The idea for this post about using callouts to promote a product or service came from an e-newsletter that popped into my inbox recently. Written by Marcia Yudkin of The Marketing Minute, it was entitled “Crown Neglected Content or Products.” That title piqued my interest.
Ms. Yudkin notes, “When you have a lengthy lineup of products or services, the usual practice is simply to highlight what’s new”—often in a callout box next to a product. But she points out that this technique doesn’t just work for new products. It’s also highly effective for “older or unjustly ignored contenders.” Callouts like “Worth a look!” or “Best Value,” in my opinion, can function rather like a guerilla re-launch.
My local library, the wonderful San Mateo City Library does callouts for new books, of course. (I’ve enjoyed many a Quick Pick.) But it also does something wonderful for older books that may not be circulating as well as it seems they should.
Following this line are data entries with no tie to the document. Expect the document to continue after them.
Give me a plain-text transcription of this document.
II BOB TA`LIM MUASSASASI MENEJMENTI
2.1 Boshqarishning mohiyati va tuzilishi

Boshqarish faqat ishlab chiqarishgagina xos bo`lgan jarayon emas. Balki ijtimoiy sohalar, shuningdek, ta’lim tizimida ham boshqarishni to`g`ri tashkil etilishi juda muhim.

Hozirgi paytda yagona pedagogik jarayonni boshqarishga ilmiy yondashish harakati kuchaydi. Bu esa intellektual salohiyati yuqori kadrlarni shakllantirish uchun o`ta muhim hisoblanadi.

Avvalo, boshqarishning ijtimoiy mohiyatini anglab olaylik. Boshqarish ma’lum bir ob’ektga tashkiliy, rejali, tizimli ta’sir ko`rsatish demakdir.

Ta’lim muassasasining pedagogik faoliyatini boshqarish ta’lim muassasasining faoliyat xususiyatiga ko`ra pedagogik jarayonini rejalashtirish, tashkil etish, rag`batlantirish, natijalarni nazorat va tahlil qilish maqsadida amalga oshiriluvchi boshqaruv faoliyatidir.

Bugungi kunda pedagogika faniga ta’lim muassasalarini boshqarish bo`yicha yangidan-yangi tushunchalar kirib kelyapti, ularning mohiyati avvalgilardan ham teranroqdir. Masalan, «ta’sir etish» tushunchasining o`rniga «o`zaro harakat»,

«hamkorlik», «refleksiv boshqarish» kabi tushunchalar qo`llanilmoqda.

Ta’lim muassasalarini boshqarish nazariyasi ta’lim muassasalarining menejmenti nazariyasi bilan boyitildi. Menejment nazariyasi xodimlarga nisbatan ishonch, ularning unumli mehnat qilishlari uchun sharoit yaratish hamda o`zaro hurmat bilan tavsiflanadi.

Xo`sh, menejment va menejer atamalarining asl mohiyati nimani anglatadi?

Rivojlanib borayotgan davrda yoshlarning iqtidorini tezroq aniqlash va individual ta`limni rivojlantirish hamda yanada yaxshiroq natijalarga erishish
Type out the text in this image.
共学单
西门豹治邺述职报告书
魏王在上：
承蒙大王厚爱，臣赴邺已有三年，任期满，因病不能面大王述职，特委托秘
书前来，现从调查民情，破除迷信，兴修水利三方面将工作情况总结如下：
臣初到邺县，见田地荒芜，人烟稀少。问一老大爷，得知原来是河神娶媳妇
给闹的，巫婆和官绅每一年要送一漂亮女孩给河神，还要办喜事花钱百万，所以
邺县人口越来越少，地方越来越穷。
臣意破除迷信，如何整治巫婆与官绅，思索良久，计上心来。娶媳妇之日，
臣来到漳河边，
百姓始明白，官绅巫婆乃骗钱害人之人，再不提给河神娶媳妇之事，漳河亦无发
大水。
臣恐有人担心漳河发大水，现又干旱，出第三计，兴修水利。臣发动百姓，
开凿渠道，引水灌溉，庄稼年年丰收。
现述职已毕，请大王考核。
And that is to create displays around a theme, such as containerized gardening or World War II history, essentially calling out worthy content. These books are available for check-out, and they carry the library’s implicit endorsement of their merit as good reads.
Another real-world example
I get occasional mailings from a purveyor of ridiculously expensive skin care products. The most recent was for the company’s “Employee discount event — Save 50% on our favorites!” Sprinkled throughout the brochure were testimonials from customers and employees as well as the callout “Employee Favorite.” Yes, this is advertising, but it also delivers a message that prospects tend to trust. As Ms. Yudkin puts it, “If those who deal with this stock day in and day out have particular affection for this item, I figure it merits my attention.”
In my opinion, callouts are a wonderful, simple way to boost excellent products that may have been overtaken by the novelty of the new. A sucker for hope in a jar, I’m not ashamed to say that I fell for the pitch.